You considered the marriage God’s will? asked Craig Jones, lawyer for the B.C. attorney-general. Yes, she said.

Witness No. 2 also testified Wednesday. She’s 22, single and teaches at Bountiful elementary-secondary school on a special permit from B.C.’s independent school inspector. She has spent the last three summers taking education courses at Southern Utah University.

Under cross-examination, she was surprised to learn that her Grade 12 certificate from BESS is not accepted at B.C. universities because the school is not accredited to give out high school diplomas.

Questioned about the courses offered there, she said sex education was not one of them, even though it’s an essential part of the B.C. curriculum.

The young woman told the court she believes that prophet — Warren Jeffs, who is in jail in Texas awaiting trial on two counts of sexual assault of minors and one count of bigamy — gets a revelation from God about who is to marry whom. Yet, she insisted that women can reject the proffered husband.

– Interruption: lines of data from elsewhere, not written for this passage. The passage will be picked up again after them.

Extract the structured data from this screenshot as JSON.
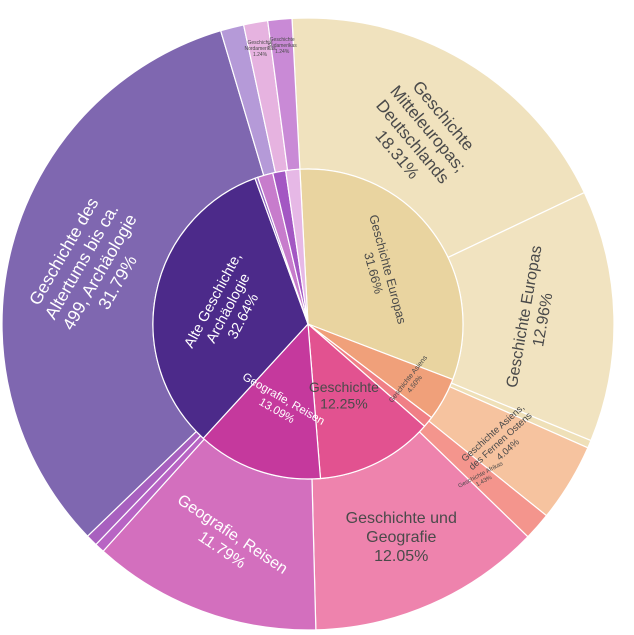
{
  "chart_data": {
    "type": "sunburst",
    "title": "",
    "inner_ring": [
      {
        "label": "Geschichte Europas",
        "percent": "31.66%",
        "value": 31.66,
        "color": "#e9d4a0",
        "text_color": "#4a4a4a"
      },
      {
        "label": "Geschichte Asiens",
        "percent": "4.50%",
        "value": 4.5,
        "color": "#f0a07a",
        "text_color": "#4a4a4a"
      },
      {
        "label": "",
        "percent": "",
        "value": 1.14,
        "color": "#f07f86",
        "text_color": "#4a4a4a"
      },
      {
        "label": "Geschichte",
        "percent": "12.25%",
        "value": 12.25,
        "color": "#e25290",
        "text_color": "#4a4a4a"
      },
      {
        "label": "Geografie, Reisen",
        "percent": "13.09%",
        "value": 13.09,
        "color": "#c5399d",
        "text_color": "#ffffff"
      },
      {
        "label": "Alte Geschichte, Archäologie",
        "percent": "32.64%",
        "value": 32.64,
        "color": "#4c2a8a",
        "text_color": "#ffffff"
      },
      {
        "label": "",
        "percent": "",
        "value": 0.3,
        "color": "#8e63c0",
        "text_color": "#ffffff"
      },
      {
        "label": "",
        "percent": "",
        "value": 1.6,
        "color": "#c77ccc",
        "text_color": "#4a4a4a"
      },
      {
        "label": "",
        "percent": "",
        "value": 1.35,
        "color": "#a357c3",
        "text_color": "#4a4a4a"
      },
      {
        "label": "",
        "percent": "",
        "value": 1.47,
        "color": "#e6b8e6",
        "text_color": "#4a4a4a"
      }
    ],
    "outer_ring": [
      {
        "label": "Geschichte Mitteleuropas; Deutschlands",
        "percent": "18.31%",
        "value": 18.31,
        "color": "#f0e2be",
        "text_color": "#4a4a4a"
      },
      {
        "label": "Geschichte Europas",
        "percent": "12.96%",
        "value": 12.96,
        "color": "#f1e3c0",
        "text_color": "#4a4a4a"
      },
      {
        "label": "",
        "percent": "",
        "value": 0.4,
        "color": "#efe0b8",
        "text_color": "#4a4a4a"
      },
      {
        "label": "Geschichte Asiens, des Fernen Ostens",
        "percent": "4.04%",
        "value": 4.04,
        "color": "#f6c39f",
        "text_color": "#4a4a4a"
      },
      {
        "label": "Geschichte Afrikas",
        "percent": "1.43%",
        "value": 1.43,
        "color": "#f4958d",
        "text_color": "#4a4a4a"
      },
      {
        "label": "Geschichte und Geografie",
        "percent": "12.05%",
        "value": 12.05,
        "color": "#ee83ad",
        "text_color": "#4a4a4a"
      },
      {
        "label": "Geografie, Reisen",
        "percent": "11.79%",
        "value": 11.79,
        "color": "#d36fbe",
        "text_color": "#ffffff"
      },
      {
        "label": "",
        "percent": "",
        "value": 0.5,
        "color": "#b864c4",
        "text_color": "#4a4a4a"
      },
      {
        "label": "",
        "percent": "",
        "value": 0.6,
        "color": "#a860bf",
        "text_color": "#4a4a4a"
      },
      {
        "label": "Geschichte des Altertums bis ca. 499, Archäologie",
        "percent": "31.79%",
        "value": 31.79,
        "color": "#7f67b0",
        "text_color": "#ffffff"
      },
      {
        "label": "",
        "percent": "",
        "value": 1.2,
        "color": "#b59ad8",
        "text_color": "#4a4a4a"
      },
      {
        "label": "Geschichte Nordamerikas",
        "percent": "1.24%",
        "value": 1.24,
        "color": "#e6b3e0",
        "text_color": "#4a4a4a"
      },
      {
        "label": "Geschichte Südamerikas",
        "percent": "1.24%",
        "value": 1.24,
        "color": "#c98ad6",
        "text_color": "#4a4a4a"
      }
    ]
  }
}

But doesn’t that choice come down to either doing what God wants you to do or defying the Lord? asked Leah Greathead, another lawyer for the B.C. attorney-general.

“Yes,” the witness said. “You do have a choice between those two options.”


3 responses to this post.

  1. Wow, this is mind-blowing stuff you wrote and yes, it is shame that polygamy still happens in this day and age which has to be stopped. Anyway, keep it up!


  2. Posted by Bob H on February 4, 2011 at 12:46 am

    This is not mind blowing. At all. These marriages were authorized by an ecclesiastical authority. This is no different than a civil authority. This is no dfferent than a provincial family law court authorizing multiple conjugal unions at the same time. Give your head a shake. Legal spouses are according to ages accepted at the time of the legislation.


    • Posted by st0pp0lygamy on February 4, 2011 at 4:18 am

      The only reason I approved this comment is so the general population of “sane” thinkers can see the type of assinine comments sent to this blog. I trash most of them, but this one is void of swear words and other than telling me to “give my head a shake” is also void of personal attacks.